When his Argentinian specimen study was published in 2020, he had no idea it was getting international media coverage. Manning doesn’t even own a cell phone, which he borrows from his wife, Claudine Chisholm, when he needs one, and on a recent call he asked how to turn the volume up. His day job is to contract projects, such as the Triassic lizard fossils that are going on display at the museum.
But Nudez insists that neither the remoteness of time nor the passage of time can diminish the scientific significance of Manning’s specimen. “In terms of the way it was prepared and the quality of preservation, none of the embryos in this collection were like this one,” Nudez said. The findings in Argentine sauropod embryos It shows that the rare Chinese dinosaur embryos collected by Manning have potential research value.
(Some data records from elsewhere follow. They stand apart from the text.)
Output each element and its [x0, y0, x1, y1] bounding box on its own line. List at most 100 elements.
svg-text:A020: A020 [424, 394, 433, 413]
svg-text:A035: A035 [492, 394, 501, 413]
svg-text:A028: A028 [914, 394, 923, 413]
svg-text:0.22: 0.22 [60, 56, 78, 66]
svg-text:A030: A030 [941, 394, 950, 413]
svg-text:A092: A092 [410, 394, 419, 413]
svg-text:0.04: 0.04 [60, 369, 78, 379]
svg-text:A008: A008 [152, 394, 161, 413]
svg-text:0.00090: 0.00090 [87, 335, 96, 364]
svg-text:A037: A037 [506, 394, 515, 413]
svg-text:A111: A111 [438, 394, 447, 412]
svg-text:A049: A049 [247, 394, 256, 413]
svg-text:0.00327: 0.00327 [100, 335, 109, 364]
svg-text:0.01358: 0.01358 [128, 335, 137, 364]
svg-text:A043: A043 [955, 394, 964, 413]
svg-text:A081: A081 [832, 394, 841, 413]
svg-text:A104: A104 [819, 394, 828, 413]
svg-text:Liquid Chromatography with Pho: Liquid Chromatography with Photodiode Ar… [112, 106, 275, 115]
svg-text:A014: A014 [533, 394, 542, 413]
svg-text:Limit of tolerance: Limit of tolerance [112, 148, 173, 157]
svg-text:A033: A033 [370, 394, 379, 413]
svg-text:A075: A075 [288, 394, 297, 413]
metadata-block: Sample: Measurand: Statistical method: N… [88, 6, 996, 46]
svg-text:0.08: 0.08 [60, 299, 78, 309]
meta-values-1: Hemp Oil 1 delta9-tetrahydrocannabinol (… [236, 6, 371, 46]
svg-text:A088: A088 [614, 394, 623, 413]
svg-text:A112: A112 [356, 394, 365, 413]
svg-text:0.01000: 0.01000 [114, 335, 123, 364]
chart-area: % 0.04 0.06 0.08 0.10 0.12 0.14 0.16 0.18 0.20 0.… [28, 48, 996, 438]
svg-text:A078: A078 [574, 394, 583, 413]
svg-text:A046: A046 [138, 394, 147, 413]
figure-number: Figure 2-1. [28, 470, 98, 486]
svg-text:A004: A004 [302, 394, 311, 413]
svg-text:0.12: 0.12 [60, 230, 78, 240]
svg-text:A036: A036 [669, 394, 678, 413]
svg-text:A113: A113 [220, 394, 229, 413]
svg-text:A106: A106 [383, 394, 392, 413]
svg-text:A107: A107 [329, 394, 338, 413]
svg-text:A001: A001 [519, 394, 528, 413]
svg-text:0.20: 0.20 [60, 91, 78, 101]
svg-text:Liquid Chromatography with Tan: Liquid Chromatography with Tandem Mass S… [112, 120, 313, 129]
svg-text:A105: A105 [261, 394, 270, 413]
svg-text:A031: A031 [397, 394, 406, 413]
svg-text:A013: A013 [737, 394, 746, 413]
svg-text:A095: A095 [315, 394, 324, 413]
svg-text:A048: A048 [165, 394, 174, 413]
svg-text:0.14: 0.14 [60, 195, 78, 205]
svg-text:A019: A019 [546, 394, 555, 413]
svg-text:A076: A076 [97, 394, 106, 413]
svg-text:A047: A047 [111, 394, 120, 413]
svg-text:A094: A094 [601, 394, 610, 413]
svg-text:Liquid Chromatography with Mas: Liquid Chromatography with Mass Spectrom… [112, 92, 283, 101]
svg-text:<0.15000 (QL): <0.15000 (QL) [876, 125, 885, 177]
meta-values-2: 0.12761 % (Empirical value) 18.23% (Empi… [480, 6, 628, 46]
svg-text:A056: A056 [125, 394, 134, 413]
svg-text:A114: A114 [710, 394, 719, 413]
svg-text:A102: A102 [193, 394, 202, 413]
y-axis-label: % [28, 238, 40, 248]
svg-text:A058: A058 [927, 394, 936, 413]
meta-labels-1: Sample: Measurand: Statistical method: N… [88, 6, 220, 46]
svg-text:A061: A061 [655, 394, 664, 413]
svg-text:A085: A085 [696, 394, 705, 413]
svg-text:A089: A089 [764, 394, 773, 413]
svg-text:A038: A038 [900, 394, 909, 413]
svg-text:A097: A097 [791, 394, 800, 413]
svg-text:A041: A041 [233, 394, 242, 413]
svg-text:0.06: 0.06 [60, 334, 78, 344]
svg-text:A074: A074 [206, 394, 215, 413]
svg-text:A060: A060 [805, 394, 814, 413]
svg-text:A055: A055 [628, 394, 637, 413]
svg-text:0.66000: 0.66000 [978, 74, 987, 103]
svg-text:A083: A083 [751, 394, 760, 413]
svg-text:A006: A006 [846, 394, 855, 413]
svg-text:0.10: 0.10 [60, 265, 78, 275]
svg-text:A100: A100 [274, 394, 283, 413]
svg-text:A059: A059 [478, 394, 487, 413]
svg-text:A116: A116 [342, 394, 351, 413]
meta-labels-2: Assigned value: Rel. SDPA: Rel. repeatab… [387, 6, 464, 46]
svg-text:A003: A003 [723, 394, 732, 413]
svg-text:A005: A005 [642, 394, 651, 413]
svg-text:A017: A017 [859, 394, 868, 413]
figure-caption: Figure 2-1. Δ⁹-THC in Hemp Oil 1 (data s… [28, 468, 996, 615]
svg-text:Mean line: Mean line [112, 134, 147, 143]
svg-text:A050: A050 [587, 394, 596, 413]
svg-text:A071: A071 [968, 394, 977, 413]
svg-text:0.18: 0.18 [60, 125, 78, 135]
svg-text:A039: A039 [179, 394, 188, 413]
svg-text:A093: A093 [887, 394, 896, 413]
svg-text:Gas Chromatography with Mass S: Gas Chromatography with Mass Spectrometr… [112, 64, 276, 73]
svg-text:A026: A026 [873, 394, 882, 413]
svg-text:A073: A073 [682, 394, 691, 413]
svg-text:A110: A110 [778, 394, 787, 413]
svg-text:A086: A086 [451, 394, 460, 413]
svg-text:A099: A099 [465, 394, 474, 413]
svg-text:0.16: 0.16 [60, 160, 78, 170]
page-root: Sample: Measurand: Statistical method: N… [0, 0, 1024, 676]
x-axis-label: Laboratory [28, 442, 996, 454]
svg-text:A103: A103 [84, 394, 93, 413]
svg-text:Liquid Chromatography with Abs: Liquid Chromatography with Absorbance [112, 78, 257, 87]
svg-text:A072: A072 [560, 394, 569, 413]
Back in Leicester, paleontologist David Unwin said his own research work in museums had shown that the most important museum fossils came from private collectors. “We should do a pretty big reassessment of what exactly this scientific subculture is doing with these objects,” he says.
Manning’s situation illustrates the need for change. “This work is like an experiment in the history of science,” Unwin added. “If we discover something great, but you’re not allowed to study it, you’re not allowed to look at it, then what happens?
” Until something else happens, the experiment continues. On Manning’s farm in Arizona, he is studying other eggs that he says contain fossilized yolks of Oviraptorus. Oviraptor is a long misunderstood dinosaur, the latest specimen research shows that they may be egg guard animals, before the scientific community dubbed them “egg thief”. When asked about the eggs, Manning called them “the part that no one knows about.” Similar to the embryos from China, they also waited more than 70 million years to be discovered.